Who could have foretold in 614 that by the middle of the century the Persian Empire would no longer exist: that Muslims would be ruling the whole region from Damascus? Luttwak provides an illuminating explanation of the strategy devised by Heraclius as ‘a high-risk, relational manoeuvre on a theatre-wide scale – a historical rarity in itself’. The emperor took his army deep into Sassanian territory and surprisingly did not withdraw but stayed to conquer. This great achievement seems in many respects to violate Luttwak’s canonical rules of avoiding battle whenever possible and of avoiding over-extension in unfamiliar territory. It is easy to see why he calls the operation ‘high-risk’ and ‘a historical rarity’, but his judgment disquietingly calls into question all his good advice on strategy more generally.
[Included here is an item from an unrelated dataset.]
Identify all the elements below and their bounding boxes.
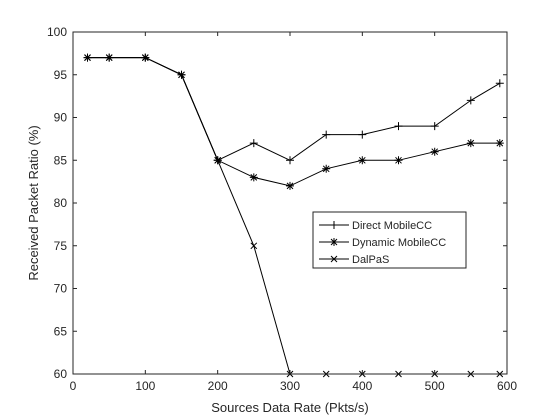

That good advice is laid out plainly at the end of the book as an ‘operational code’ consisting of seven points, which was reproduced in Foreign Policy at the end of last year, for the edification of today’s policy-makers. The points may be abbreviated as follows: 1) avoid war by every possible means, but act as if it might break out at any time; 2) gather intelligence on the enemy and monitor his movements; 3) attack, when necessary, with small units and by raiding and skirmishing; 4) avoid attrition in battle by preferring manoeuvres without battle; 5) recruit allies, on occasion from former enemies, to alter the balance of power; 6) strive for victory as much as possible by subversion, since it is more cost-effective than fighting; 7) if there must be fighting, it should be done ‘with “relational” operational methods and tactics’ to exploit enemy weaknesses and avoid enemy strengths.
These are the lessons Luttwak would have us draw from his analysis of Byzantine grand strategy. If the practicality of what he suggests is less than obvious in any given contemporary crisis, the historical analysis which has brought him to his conclusions is exciting, challenging and erudite. It is rare and refreshing to find such deep research on a great empire of the past deployed so eloquently for the guidance of the beleaguered governments of the present.